Au programme : l'analyse des enjeux liés à la péréquation, l'efficacité du système actuel en débat et les pistes de réflexion "pour un système de péréquation plus efficient". La disparition de la taxe professionnelle au 1er janvier 2010 "n'aura pas d'incidence sur les dotations de péréquation versées par l'Etat", affirmait la commission des finances dans une note de synthèse publiée le 4 janvier. En revanche, elle aura un impact "sur les dispositifs de péréquation alimentés par les recettes fiscales des collectivités territoriales".

Péréquation et autonomie fiscale

Ainsi la loi de finances pour 2010 garantit que les recettes des fonds départementaux de péréquation de la taxe professionnelle (FDPTP) seront maintenues en 2010. Elle prévoit aussi qu'un fonds de péréquation de la cotisation sur la valeur ajoutée des entreprises (CVAE) sera mis en place pour les départements et les régions en 2011.

Présent à l'ouverture de la table ronde, le ministre de l'Espace rural et de l'Aménagement du territoire, Michel Mercier a souligné qu'"il ne peut pas y avoir d'aménagement du territoire sans péréquation". Mais de quelle péréquation parle-t-on : verticale ? horizontale ? nationale ? locale ? Le débat entre la nécessité d'un système de péréquation contrôlé au niveau national ou d'une péréquation effectuée au niveau des collectivités a relancé le débat de l'autonomie fiscale.

Pour Michel Mercier, il revient à la collectivité de gérer ses impôts locaux, de voter ses bases d'imposition. Mais le rééquilibrage au profit des collectivités les moins riches doit être effectué uniquement par l'Etat (péréquation verticale), estime-t-il, comme c'est le cas avec la dotation globale de fonctionnement (DGF). Une position vivement critiquée par Jean-Pierre Fourcade, sénateur des Hauts-de-Seine : "Qu'en est-il alors de l'autonomie fiscale des collectivités ?" a-t-il lancé. Jean-Pierre Fourcade manifestait la crainte récurrente des collectivités de devenir de plus en plus dépendantes de dotations en provenance de l'Etat.
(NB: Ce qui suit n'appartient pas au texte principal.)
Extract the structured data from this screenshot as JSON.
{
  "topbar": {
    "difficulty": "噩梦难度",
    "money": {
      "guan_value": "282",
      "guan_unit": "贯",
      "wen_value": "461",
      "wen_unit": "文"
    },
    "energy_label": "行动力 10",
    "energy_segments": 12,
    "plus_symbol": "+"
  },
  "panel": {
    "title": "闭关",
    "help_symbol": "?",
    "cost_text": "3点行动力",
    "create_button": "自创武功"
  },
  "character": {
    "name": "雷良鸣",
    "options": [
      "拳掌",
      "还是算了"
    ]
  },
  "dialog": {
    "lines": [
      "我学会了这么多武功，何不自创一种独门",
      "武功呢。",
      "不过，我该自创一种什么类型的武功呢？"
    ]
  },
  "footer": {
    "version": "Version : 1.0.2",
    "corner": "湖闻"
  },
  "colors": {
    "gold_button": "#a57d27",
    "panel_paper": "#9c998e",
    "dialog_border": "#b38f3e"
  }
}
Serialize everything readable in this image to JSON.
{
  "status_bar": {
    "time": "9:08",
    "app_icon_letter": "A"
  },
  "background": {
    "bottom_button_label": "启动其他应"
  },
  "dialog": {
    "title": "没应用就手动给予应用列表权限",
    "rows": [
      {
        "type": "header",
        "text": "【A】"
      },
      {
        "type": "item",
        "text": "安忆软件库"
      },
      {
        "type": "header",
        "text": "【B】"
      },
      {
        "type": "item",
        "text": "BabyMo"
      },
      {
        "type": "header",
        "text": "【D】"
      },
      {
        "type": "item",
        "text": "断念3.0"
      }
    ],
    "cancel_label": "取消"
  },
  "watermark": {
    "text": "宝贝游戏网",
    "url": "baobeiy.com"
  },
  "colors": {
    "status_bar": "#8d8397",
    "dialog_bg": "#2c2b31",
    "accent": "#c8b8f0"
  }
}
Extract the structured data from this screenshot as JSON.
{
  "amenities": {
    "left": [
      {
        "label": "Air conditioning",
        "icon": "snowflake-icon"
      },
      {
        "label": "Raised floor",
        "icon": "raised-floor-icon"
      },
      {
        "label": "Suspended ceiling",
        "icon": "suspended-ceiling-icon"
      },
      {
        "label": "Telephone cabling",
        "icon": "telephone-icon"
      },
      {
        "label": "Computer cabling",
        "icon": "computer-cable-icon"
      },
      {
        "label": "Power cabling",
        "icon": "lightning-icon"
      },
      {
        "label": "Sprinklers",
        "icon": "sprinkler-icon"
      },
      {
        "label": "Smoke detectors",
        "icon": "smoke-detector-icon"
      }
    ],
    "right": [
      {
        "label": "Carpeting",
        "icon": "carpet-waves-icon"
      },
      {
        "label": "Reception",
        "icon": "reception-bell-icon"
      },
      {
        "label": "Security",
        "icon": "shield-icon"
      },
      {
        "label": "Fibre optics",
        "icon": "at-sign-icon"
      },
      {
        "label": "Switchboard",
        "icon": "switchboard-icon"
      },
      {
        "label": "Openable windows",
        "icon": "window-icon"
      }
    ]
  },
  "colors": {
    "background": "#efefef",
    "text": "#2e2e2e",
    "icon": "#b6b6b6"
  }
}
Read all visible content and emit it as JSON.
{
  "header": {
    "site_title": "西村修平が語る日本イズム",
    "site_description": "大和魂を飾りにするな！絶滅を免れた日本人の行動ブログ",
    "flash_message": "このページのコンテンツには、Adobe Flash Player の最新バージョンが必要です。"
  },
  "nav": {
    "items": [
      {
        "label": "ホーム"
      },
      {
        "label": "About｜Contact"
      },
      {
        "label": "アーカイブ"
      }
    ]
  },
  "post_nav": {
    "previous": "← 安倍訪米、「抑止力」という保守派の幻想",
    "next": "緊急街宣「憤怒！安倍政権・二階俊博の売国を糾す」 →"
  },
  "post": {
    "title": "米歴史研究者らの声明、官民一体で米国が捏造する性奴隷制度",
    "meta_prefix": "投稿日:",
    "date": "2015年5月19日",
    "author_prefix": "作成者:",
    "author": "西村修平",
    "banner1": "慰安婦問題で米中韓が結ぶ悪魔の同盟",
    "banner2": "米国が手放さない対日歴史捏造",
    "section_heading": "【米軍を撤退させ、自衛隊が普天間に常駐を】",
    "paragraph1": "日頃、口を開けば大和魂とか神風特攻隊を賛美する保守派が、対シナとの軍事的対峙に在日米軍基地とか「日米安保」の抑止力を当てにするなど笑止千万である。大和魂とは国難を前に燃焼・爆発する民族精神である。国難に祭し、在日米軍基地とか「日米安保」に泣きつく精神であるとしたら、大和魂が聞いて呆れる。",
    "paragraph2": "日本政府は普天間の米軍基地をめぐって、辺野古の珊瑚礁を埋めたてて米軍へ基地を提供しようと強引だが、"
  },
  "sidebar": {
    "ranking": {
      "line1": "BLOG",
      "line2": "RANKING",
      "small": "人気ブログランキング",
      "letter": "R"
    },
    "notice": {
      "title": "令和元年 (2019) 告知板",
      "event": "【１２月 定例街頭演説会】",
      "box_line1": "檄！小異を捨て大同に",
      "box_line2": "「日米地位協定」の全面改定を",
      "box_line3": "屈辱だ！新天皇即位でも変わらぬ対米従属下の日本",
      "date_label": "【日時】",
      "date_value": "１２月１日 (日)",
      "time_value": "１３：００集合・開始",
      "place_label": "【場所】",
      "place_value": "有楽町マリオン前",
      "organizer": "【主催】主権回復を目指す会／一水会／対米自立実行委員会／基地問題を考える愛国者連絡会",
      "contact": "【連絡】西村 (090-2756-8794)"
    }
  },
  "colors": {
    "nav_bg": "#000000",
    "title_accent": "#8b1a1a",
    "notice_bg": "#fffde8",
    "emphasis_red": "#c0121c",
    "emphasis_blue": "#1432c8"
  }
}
Quels indicateurs pour la péréquation ?

Autre sujet de débat : les indicateurs sur lesquels doivent reposer le système de péréquation. L'ancien sénateur Yves Fréville, également membre du Conseil national de l'information statistique, a évoqué le potentiel fiscal, "élément central du mécanisme de péréquation" désormais compromis par la suppression de la taxe professionnelle. Selon lui, le potentiel financier des collectivités devra remplacer le potentiel fiscal. Le critère de population devra, lui aussi, être pris en compte.

Rejoignant Jean-Pierre Fourcade, Yves Fréville a estimé que la péréquation verticale n'était pas suffisante pour garantir une juste répartition des ressources des collectivités territoriales. Une péréquation au niveau départemental ou intercommunal doit être mise en œuvre, estime-t-il. Jean-Pierre Fourcade a suggéré la mise en place d'une péréquation horizontale dans le cadre des bassins d'emplois. Cette idée avait été soulevée auparavant par Denis Badré, sénateur des Hauts-de-Seine lorsqu'il avait parlé de péréquation intercommunale : "il faut que le périmètre défini corresponde à un bassin économique, sinon cela revient à mettre en place une péréquation entre pauvres et entre riches", avait-il avancé au début de la table ronde.
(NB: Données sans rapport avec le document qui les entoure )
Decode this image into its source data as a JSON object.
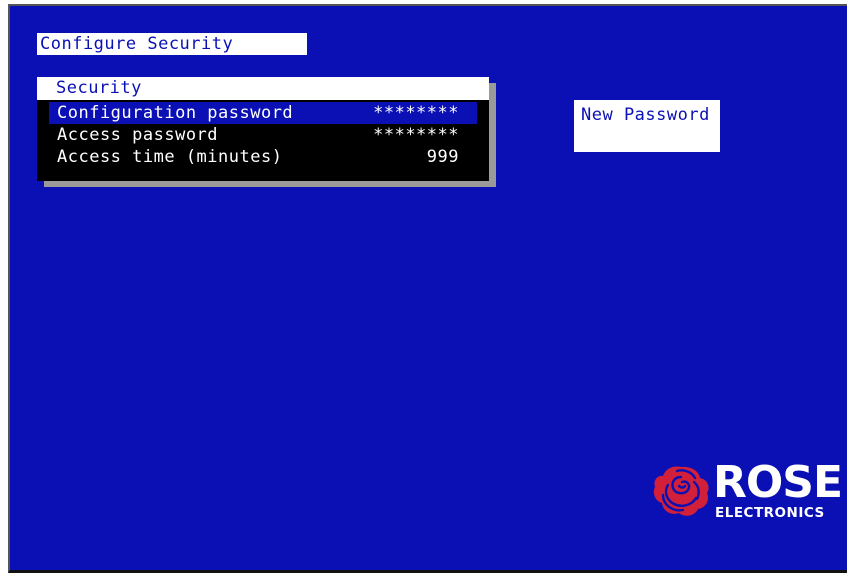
{
  "title": "Configure Security",
  "menu": {
    "header": "Security",
    "rows": [
      {
        "label": "Configuration password",
        "value": "********",
        "selected": true
      },
      {
        "label": "Access password",
        "value": "********",
        "selected": false
      },
      {
        "label": "Access time (minutes)",
        "value": "999",
        "selected": false
      }
    ]
  },
  "help_panel": {
    "text": "New Password"
  },
  "logo": {
    "word": "ROSE",
    "subtitle": "ELECTRONICS",
    "icon": "rose-icon"
  },
  "colors": {
    "background": "#0a10b4",
    "highlight": "#0a10b4",
    "panel": "#000000",
    "logo_red": "#d3203a"
  }
}
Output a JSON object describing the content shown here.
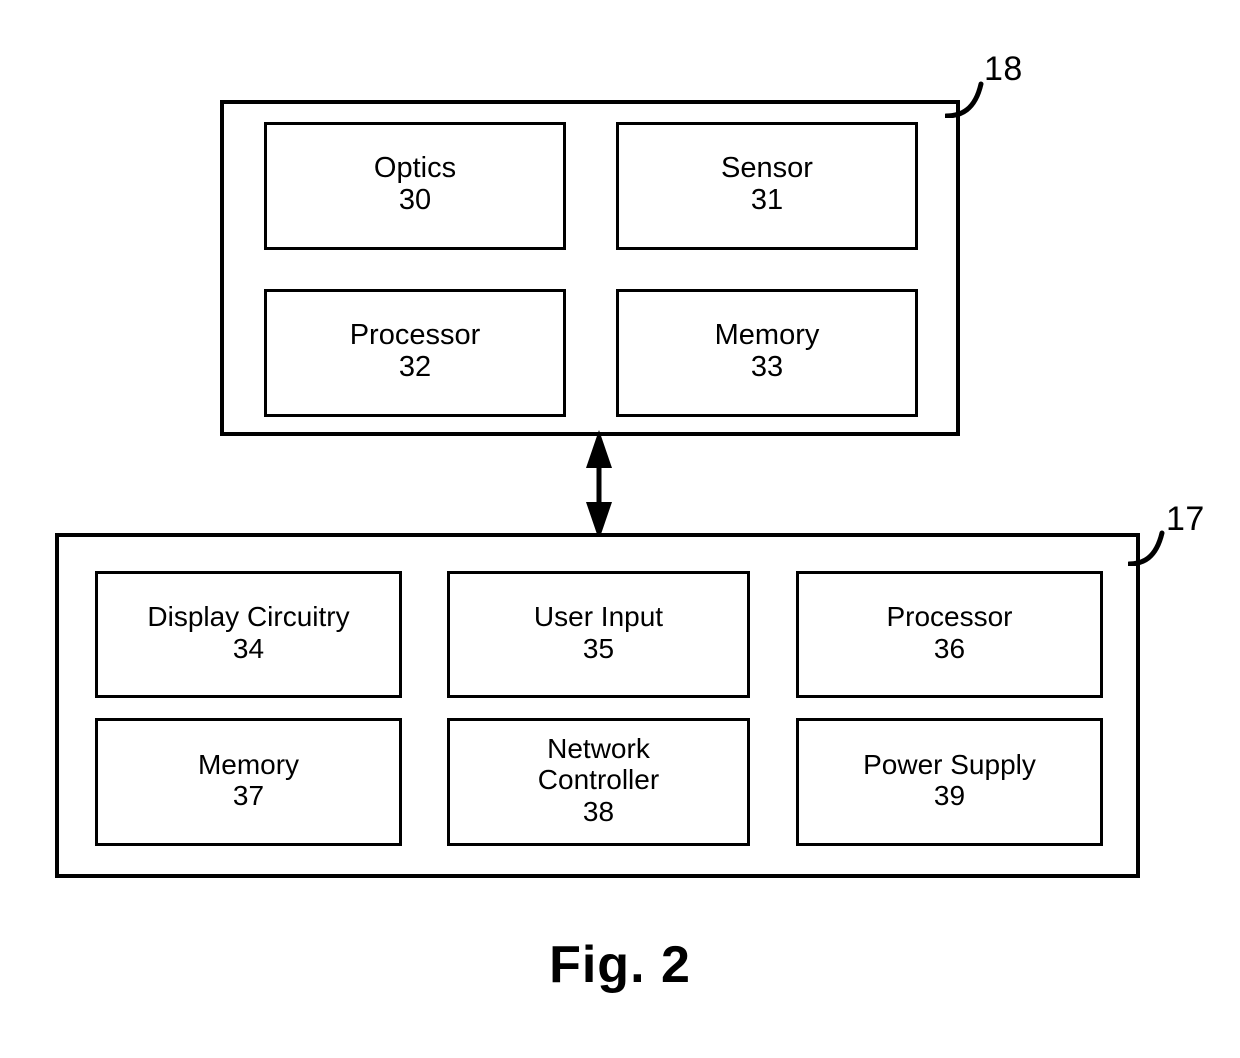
{
  "figure": {
    "caption": "Fig. 2",
    "title": "Fig. 2"
  },
  "colors": {
    "stroke": "#000000",
    "background": "#ffffff",
    "text": "#000000"
  },
  "camera_module": {
    "reference_numeral": "18",
    "blocks": [
      {
        "label": "Optics",
        "ref": "30"
      },
      {
        "label": "Sensor",
        "ref": "31"
      },
      {
        "label": "Processor",
        "ref": "32"
      },
      {
        "label": "Memory",
        "ref": "33"
      }
    ]
  },
  "host_device": {
    "reference_numeral": "17",
    "blocks": [
      {
        "label": "Display Circuitry",
        "ref": "34"
      },
      {
        "label": "User Input",
        "ref": "35"
      },
      {
        "label": "Processor",
        "ref": "36"
      },
      {
        "label": "Memory",
        "ref": "37"
      },
      {
        "label": "Network\nController",
        "ref": "38"
      },
      {
        "label": "Power Supply",
        "ref": "39"
      }
    ]
  },
  "connector": {
    "type": "double-headed-arrow",
    "orientation": "vertical",
    "from": "camera_module",
    "to": "host_device"
  }
}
Les sénateurs avaient jusqu'au 20 février pour fournir à la commission des finances leurs suggestions en matière de simulation des recettes futures des collectivités territoriales. Le gouvernement doit remettre avant le 1er juin, à l'Assemblée nationale et au Sénat, un rapport analysant l'impact de la réforme des finances locales sur les ressources des collectivités.